Казакевич пришел в сопровождении двух морских офицеров. Бестужев давно знал его, тот не раз заезжал в Селенгинск. Это был крепко сбитый, энергичный человек лет сорока. Небольшие усы, волевой подбородок, обветренное лицо. Обняв Бестужева, Казакевич представил спутников: заведующего лоцманской и маячной службами Бабкина и командира шхуны «Пурга» Шефнера.

— Жилье у вас не очень уютное, — сказал Казакевич. — Переезжайте ко мне.

— Удобно ли стеснять вас?

— Буду рад. Идемте, проводим корабль и — ко мне.

У причала собралась большая толпа народа.
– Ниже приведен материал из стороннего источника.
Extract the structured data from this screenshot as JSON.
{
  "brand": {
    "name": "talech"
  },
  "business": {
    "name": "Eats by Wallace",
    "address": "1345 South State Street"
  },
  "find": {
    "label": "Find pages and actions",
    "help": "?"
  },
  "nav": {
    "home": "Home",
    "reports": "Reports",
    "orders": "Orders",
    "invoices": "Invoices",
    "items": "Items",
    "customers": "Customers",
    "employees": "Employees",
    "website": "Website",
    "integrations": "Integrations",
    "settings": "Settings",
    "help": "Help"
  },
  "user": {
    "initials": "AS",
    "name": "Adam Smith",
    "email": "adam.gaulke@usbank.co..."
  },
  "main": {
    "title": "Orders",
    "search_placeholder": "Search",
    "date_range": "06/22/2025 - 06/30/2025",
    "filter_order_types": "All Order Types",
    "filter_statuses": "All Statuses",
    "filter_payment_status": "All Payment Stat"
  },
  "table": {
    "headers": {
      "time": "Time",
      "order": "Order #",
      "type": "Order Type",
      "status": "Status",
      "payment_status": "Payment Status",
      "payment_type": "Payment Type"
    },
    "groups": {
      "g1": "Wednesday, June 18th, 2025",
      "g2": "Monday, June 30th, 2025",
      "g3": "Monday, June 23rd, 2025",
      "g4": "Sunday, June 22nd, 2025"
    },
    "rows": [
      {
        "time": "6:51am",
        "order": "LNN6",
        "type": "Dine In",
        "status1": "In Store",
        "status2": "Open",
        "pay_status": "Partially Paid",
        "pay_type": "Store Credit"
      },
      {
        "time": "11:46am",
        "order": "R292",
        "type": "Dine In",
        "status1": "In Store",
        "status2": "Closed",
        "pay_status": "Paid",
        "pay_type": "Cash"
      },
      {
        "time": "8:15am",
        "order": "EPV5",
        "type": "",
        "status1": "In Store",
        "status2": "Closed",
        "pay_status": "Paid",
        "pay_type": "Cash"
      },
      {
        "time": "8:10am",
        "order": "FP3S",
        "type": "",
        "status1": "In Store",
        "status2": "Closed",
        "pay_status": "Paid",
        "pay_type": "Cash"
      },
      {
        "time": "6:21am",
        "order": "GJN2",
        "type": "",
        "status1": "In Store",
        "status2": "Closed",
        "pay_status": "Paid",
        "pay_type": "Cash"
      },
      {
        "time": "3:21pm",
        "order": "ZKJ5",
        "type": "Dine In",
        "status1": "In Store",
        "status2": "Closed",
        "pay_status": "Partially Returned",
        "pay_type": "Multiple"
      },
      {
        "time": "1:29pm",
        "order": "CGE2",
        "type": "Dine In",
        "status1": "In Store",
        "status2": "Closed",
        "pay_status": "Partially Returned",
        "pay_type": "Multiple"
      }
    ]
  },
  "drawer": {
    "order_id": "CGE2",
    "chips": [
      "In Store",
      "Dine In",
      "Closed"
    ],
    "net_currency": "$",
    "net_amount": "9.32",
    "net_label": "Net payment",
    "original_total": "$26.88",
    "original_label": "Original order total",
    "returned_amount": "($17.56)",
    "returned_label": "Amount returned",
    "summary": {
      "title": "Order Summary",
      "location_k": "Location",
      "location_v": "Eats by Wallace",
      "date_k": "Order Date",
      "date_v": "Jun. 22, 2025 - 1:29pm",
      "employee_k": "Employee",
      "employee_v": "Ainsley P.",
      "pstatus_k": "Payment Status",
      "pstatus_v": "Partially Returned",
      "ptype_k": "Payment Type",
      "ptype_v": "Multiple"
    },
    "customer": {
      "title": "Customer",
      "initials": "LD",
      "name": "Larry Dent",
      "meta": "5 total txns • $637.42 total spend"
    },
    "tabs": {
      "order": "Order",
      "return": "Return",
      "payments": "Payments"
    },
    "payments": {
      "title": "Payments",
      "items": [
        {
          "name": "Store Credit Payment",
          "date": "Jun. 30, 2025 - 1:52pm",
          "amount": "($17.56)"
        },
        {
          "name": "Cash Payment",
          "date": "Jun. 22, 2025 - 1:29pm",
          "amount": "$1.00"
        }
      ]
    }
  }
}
Парусный тендер «Камчадал», видавший виды корабль, уже готов к отплытию.

— Поздно высылаем, — сказал Казакевич. — Но Удской острог остался без продуктов. «Князь Меншиков» из-за шторма не прошел туда…
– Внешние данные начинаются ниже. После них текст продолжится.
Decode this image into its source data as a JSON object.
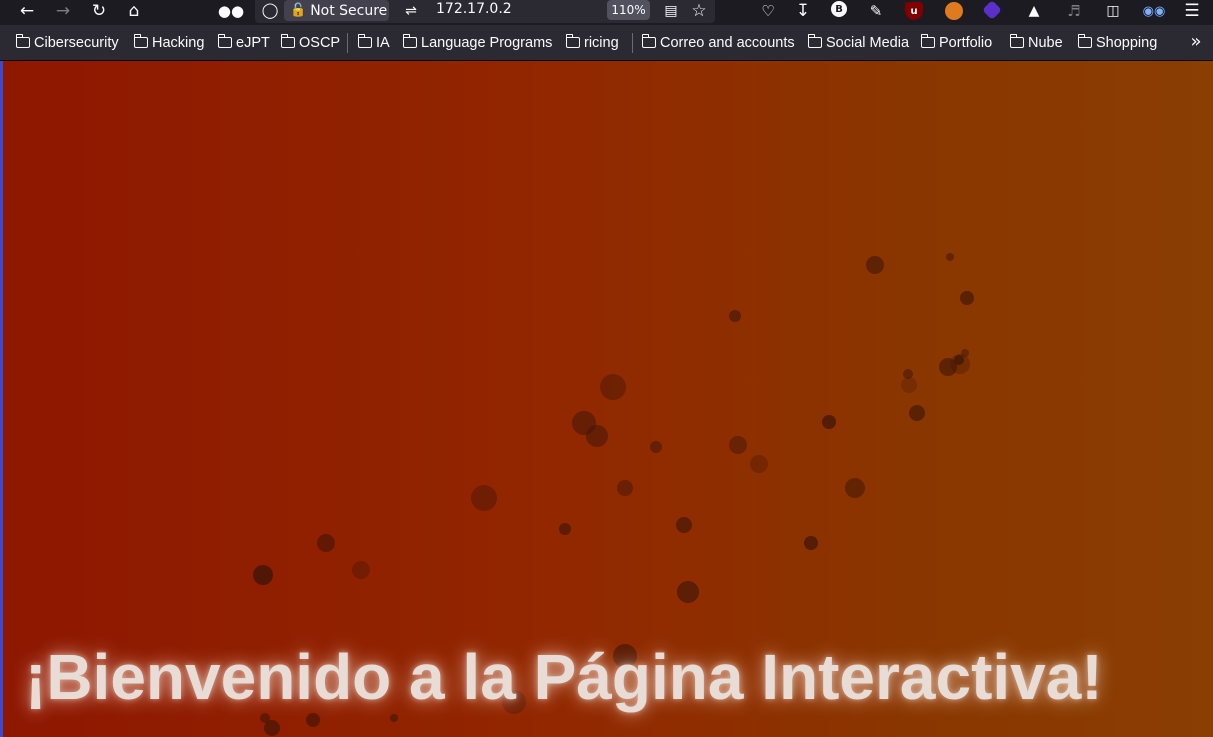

На пирсе командир «Камчадала» подпоручик Алексеев прощался с родителями. Мать совала ему свою теплую шаль. Сын отказывался. Увидев адмирала со свитой, Алексеев отдал честь.

— Не отказывайтесь от того, что дает матушка, — сказал Казакевич.

— Спасибо, Петр Васильевич, — старушка приложила платок к глазам.

— А вот плакать ни к чему, — сказал адмирал.

— Знаю, — улыбнулась старушка, — но ничего не могу поделать.

— Будя, мать, — строго буркнул старик, — не на век прощаешься.

Шефнер шепнул Бестужеву, что отец Алексеева — бывший моряк, недавно прибыл с женой-старушкой из Кронштадта, сейчас служит смотрителем в госпитале.

— Будет туго, не рискуй, иди обратно, — Казакевич тепло, по-отечески обнял Алексеева, потом отдал честь. Попрощавшись с родителями, капитан поднялся по трапу на корабль.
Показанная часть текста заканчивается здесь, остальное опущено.